John Kennedy Toole’s Mother Thelma Toole Interview on “A Confederacy of Dunces“ Pulitzer (4/16/81)
Voiceover- John Kennedy Toole’s novel A Confederacy of Dunces published posthumously, 11 years after Toole committed suicide. Photograph of Toole. Interview with Toole’s mother. Footage from WVUE.
John Kennedy Toole (/ˈtuːl/; December 17, 1937 – March 26, 1969) was an American novelist from New Orleans, Louisiana whose posthumously published novel, A Confederacy of Dunces, won the Pulitzer Prize for Fiction in 1981; he also wrote The Neon Bible. Although several people in the literary world felt his writing skills were praiseworthy, Toole’s novels were rejected during his lifetime. Due in part to these failures, he suffered from paranoia and depression, dying by suicide at the age of 31.
Toole was born to a middle-class family in New Orleans. From a young age, his mother, Thelma, taught him an appreciation of culture. She was thoroughly involved in his affairs for most of his life, and at times they had a difficult relationship. With his mother’s encouragement, Toole became a stage performer at the age of 10 doing comic impressions and acting. At 16 he wrote his first novel, The Neon Bible, which he later dismissed as “adolescent“.[1]
Toole received an academic scholarship to Tulane University in New Orleans.
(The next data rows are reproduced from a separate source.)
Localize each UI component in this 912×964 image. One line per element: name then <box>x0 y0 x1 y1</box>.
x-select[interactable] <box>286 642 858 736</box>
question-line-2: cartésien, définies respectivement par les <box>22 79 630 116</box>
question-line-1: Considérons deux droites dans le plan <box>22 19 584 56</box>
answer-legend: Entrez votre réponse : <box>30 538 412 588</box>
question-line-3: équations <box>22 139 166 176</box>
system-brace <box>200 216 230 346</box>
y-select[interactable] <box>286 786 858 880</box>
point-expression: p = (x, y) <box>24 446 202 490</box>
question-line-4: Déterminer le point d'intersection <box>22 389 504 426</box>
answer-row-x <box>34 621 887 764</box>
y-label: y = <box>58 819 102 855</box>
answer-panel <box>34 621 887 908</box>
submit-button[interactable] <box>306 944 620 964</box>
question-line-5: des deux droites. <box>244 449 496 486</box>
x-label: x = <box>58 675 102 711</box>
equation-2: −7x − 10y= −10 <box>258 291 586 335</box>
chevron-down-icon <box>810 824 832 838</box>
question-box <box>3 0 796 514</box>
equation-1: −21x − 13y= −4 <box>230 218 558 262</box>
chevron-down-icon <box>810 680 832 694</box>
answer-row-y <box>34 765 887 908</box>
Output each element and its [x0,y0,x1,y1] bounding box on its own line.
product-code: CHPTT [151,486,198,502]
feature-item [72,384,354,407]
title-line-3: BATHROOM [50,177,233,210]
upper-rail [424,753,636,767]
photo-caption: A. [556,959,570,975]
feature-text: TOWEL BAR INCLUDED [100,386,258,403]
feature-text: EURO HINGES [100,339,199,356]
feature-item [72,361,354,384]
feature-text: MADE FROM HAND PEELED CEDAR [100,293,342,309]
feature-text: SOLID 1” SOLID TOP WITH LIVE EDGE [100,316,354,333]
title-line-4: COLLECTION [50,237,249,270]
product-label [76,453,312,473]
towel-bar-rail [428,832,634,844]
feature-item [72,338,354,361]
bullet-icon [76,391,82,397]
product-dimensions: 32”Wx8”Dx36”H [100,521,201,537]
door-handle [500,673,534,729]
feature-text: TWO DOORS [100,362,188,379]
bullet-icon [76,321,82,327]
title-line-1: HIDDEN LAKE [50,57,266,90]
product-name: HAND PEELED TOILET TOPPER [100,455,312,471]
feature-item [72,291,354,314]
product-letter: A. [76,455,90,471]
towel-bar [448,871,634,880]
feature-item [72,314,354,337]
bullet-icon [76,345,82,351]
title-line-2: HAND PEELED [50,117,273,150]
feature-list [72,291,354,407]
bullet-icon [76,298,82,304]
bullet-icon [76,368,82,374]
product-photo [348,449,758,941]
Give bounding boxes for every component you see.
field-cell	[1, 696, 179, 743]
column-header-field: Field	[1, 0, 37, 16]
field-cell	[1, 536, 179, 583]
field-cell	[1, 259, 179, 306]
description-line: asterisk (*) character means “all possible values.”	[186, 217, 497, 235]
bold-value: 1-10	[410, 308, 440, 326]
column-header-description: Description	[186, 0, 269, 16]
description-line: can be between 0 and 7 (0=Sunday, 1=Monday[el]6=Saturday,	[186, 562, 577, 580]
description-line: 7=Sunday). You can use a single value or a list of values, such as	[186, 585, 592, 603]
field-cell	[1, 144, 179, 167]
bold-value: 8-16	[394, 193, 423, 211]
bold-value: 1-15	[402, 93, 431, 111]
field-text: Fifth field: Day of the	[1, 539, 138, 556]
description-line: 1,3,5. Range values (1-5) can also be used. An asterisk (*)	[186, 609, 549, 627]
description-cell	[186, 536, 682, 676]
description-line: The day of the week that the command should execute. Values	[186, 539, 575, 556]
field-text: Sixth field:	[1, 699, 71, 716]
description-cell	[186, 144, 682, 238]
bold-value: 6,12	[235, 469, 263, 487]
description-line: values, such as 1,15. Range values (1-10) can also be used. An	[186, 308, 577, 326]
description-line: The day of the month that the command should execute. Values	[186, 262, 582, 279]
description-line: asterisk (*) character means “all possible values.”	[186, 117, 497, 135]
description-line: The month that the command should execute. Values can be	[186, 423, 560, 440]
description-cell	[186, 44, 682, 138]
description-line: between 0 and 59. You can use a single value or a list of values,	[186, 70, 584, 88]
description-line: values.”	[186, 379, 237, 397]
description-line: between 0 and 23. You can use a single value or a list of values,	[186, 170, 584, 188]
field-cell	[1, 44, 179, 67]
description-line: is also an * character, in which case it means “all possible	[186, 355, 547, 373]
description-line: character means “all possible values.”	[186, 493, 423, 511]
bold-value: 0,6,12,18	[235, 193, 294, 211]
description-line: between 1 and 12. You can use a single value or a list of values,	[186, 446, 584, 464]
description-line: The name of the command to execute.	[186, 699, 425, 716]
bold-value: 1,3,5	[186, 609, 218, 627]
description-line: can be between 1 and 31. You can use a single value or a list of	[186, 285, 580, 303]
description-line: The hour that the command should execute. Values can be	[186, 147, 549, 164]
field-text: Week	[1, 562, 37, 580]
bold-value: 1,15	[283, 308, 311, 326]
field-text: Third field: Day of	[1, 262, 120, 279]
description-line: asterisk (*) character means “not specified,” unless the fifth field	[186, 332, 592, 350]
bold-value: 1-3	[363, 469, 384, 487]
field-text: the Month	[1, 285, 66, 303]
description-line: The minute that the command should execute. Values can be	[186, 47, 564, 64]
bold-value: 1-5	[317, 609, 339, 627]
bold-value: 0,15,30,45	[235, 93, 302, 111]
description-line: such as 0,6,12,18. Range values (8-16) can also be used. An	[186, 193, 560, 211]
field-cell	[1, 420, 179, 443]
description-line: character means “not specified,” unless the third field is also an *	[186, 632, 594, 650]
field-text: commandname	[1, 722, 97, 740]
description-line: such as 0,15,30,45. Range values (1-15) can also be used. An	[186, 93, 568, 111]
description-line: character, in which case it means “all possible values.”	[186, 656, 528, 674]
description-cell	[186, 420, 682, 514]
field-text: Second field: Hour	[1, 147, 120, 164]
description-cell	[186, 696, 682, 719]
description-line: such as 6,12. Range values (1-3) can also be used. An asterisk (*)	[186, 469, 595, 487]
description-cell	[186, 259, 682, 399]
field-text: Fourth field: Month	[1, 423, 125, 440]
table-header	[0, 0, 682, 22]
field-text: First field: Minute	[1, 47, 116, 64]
After graduating from Tulane, he studied English Literature at Columbia University in New York while teaching simultaneously at Hunter College. He also taught at various Louisiana colleges, and during his early career as an academic he was valued on the faculty party circuit for his wit and gift for mimicry. His studies were interrupted when he was drafted into the army, where he taught English to Spanish-speaking recruits in San Juan, Puerto Rico. After receiving a promotion, he used his private office to begin writing A Confederacy of Dunces, which he finished at his parents’ home after his discharge.
Dunces is a picaresque novel featuring the misadventures of protagonist Ignatius J. Reilly, a lazy, obese, misanthropic, self-styled scholar who lives at home with his mother. It is hailed for its accurate depictions of New Orleans dialects. Toole based Reilly in part on his college professor friend Bob Byrne. Byrne’s slovenly, eccentric behavior was anything but professorial, and Reilly mirrored him in these respects. The character was also based on Toole himself, and several personal experiences served as inspiration for passages in the novel. While at Tulane, Toole filled in for a friend at a job as a hot tamale cart vendor, and worked at a family owned and operated clothing factory. Both of these experiences were later adopted into his fiction.
Toole submitted Dunces to publisher Simon & Schuster, where it reached editor Robert Gottlieb. Gottlieb considered Toole talented but felt his comic novel was essentially pointless. Despite several revisions, Gottlieb remained unsatisfied, and after the book was rejected by another literary figure, Hodding Carter Jr., Toole shelved the novel. Suffering from depression and feelings of persecution, Toole left home on a journey around the country. He stopped in Biloxi, Mississippi, ending his life by running a garden hose in from the exhaust of his car to the cabin. Some years later, his mother brought the manuscript of Dunces to the attention of novelist Walker Percy, who ushered the book into print. In 1981, Toole was posthumously awarded the Pulitzer Prize for Fiction.